Diversi commentatori politici come Philip Webster del Times predicono che Cameron dovrà spostarsi ancora più a destra per tenere in vita le speranze dei Conservatori di vincere alle elezioni nel 2015, soprattutto dopo gli scarsi risultati ottenuti nelle elezioni locali di inizio maggio. La radicalizzazione delle politiche europee – ma anche di quelle energetiche e del welfare – porterebbe però alla rottura definitiva coi Liberal Democratici e quindi alla caduta della coalizione di governo.

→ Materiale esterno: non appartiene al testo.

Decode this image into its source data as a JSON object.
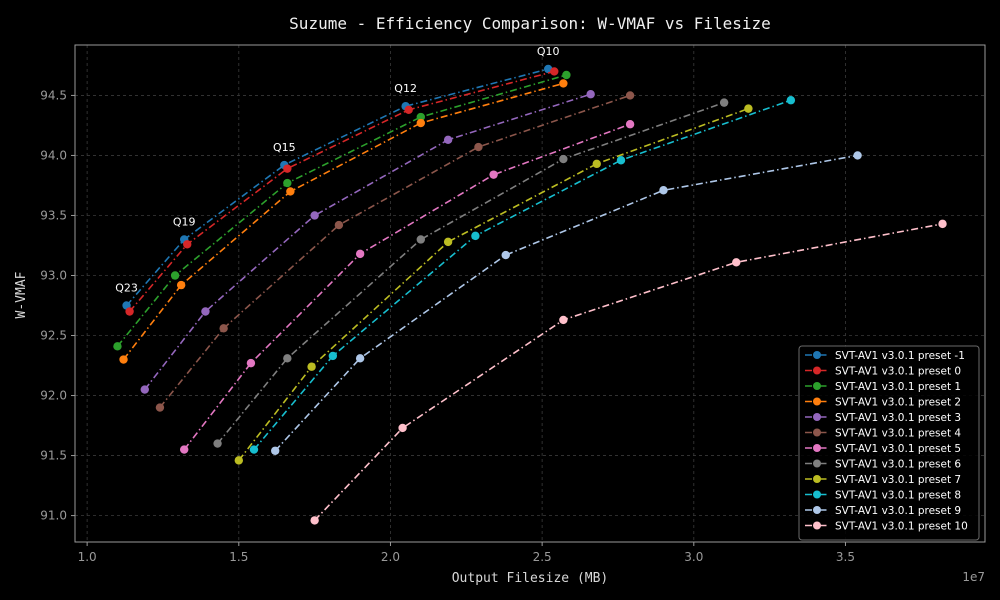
{
  "chart_data": {
    "type": "line",
    "title": "Suzume - Efficiency Comparison: W-VMAF vs Filesize",
    "xlabel": "Output Filesize (MB)",
    "ylabel": "W-VMAF",
    "x_offset_label": "1e7",
    "xlim": [
      0.96,
      3.96
    ],
    "ylim": [
      90.78,
      94.92
    ],
    "xticks": [
      1.0,
      1.5,
      2.0,
      2.5,
      3.0,
      3.5
    ],
    "xtick_labels": [
      "1.0",
      "1.5",
      "2.0",
      "2.5",
      "3.0",
      "3.5"
    ],
    "yticks": [
      91.0,
      91.5,
      92.0,
      92.5,
      93.0,
      93.5,
      94.0,
      94.5
    ],
    "ytick_labels": [
      "91.0",
      "91.5",
      "92.0",
      "92.5",
      "93.0",
      "93.5",
      "94.0",
      "94.5"
    ],
    "grid": true,
    "legend_position": "bottom-right",
    "colors": {
      "background": "#000000",
      "grid": "#3a3a3a",
      "axes": "#9a9a9a"
    },
    "annotations": [
      {
        "text": "Q23",
        "x": 1.13,
        "y": 92.75
      },
      {
        "text": "Q19",
        "x": 1.32,
        "y": 93.3
      },
      {
        "text": "Q15",
        "x": 1.65,
        "y": 93.92
      },
      {
        "text": "Q12",
        "x": 2.05,
        "y": 94.41
      },
      {
        "text": "Q10",
        "x": 2.52,
        "y": 94.72
      }
    ],
    "series": [
      {
        "name": "SVT-AV1 v3.0.1 preset -1",
        "color": "#1f77b4",
        "x": [
          1.13,
          1.32,
          1.65,
          2.05,
          2.52
        ],
        "y": [
          92.75,
          93.3,
          93.92,
          94.41,
          94.72
        ]
      },
      {
        "name": "SVT-AV1 v3.0.1 preset 0",
        "color": "#d62728",
        "x": [
          1.14,
          1.33,
          1.66,
          2.06,
          2.54
        ],
        "y": [
          92.7,
          93.26,
          93.89,
          94.38,
          94.7
        ]
      },
      {
        "name": "SVT-AV1 v3.0.1 preset 1",
        "color": "#2ca02c",
        "x": [
          1.1,
          1.29,
          1.66,
          2.1,
          2.58
        ],
        "y": [
          92.41,
          93.0,
          93.77,
          94.32,
          94.67
        ]
      },
      {
        "name": "SVT-AV1 v3.0.1 preset 2",
        "color": "#ff7f0e",
        "x": [
          1.12,
          1.31,
          1.67,
          2.1,
          2.57
        ],
        "y": [
          92.3,
          92.92,
          93.7,
          94.27,
          94.6
        ]
      },
      {
        "name": "SVT-AV1 v3.0.1 preset 3",
        "color": "#9467bd",
        "x": [
          1.19,
          1.39,
          1.75,
          2.19,
          2.66
        ],
        "y": [
          92.05,
          92.7,
          93.5,
          94.13,
          94.51
        ]
      },
      {
        "name": "SVT-AV1 v3.0.1 preset 4",
        "color": "#8c564b",
        "x": [
          1.24,
          1.45,
          1.83,
          2.29,
          2.79
        ],
        "y": [
          91.9,
          92.56,
          93.42,
          94.07,
          94.5
        ]
      },
      {
        "name": "SVT-AV1 v3.0.1 preset 5",
        "color": "#e377c2",
        "x": [
          1.32,
          1.54,
          1.9,
          2.34,
          2.79
        ],
        "y": [
          91.55,
          92.27,
          93.18,
          93.84,
          94.26
        ]
      },
      {
        "name": "SVT-AV1 v3.0.1 preset 6",
        "color": "#7f7f7f",
        "x": [
          1.43,
          1.66,
          2.1,
          2.57,
          3.1
        ],
        "y": [
          91.6,
          92.31,
          93.3,
          93.97,
          94.44
        ]
      },
      {
        "name": "SVT-AV1 v3.0.1 preset 7",
        "color": "#bcbd22",
        "x": [
          1.5,
          1.74,
          2.19,
          2.68,
          3.18
        ],
        "y": [
          91.46,
          92.24,
          93.28,
          93.93,
          94.39
        ]
      },
      {
        "name": "SVT-AV1 v3.0.1 preset 8",
        "color": "#17becf",
        "x": [
          1.55,
          1.81,
          2.28,
          2.76,
          3.32
        ],
        "y": [
          91.55,
          92.33,
          93.33,
          93.96,
          94.46
        ]
      },
      {
        "name": "SVT-AV1 v3.0.1 preset 9",
        "color": "#aec7e8",
        "x": [
          1.62,
          1.9,
          2.38,
          2.9,
          3.54
        ],
        "y": [
          91.54,
          92.31,
          93.17,
          93.71,
          94.0
        ]
      },
      {
        "name": "SVT-AV1 v3.0.1 preset 10",
        "color": "#ffc0cb",
        "x": [
          1.75,
          2.04,
          2.57,
          3.14,
          3.82
        ],
        "y": [
          90.96,
          91.73,
          92.63,
          93.11,
          93.43
        ]
      }
    ]
  }
}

Sir Malcolm Rifkind, ex ministro degli Esteri, ha definito lo sfoggio di euroscetticismo dei Conservatori come una “decisione tattica molto sciocca”. La questione, secondo il commentatore politico del Telegraph Christopher Hope, mette infatti il premier in una “posizione impossibile”: se da una parte Cameron dovrà mantenere in piedi la coalizione di governo con i Liberali europeisti, dall’altra si troverà in crescente difficoltà per soddifare l’euroscetticismo sempre più radicato nel suo partito.
Il dibattito di domani sembra quindi essere un punto di svolta per i Conservatori. “Tutti i voti a favore non faranno altro che dividere il partito e mettere in dubbio l’autorità del primo ministro, aiutando involontariamente le prospettive dei Laburisti alle prossime elezioni”, sostiene Rifkind.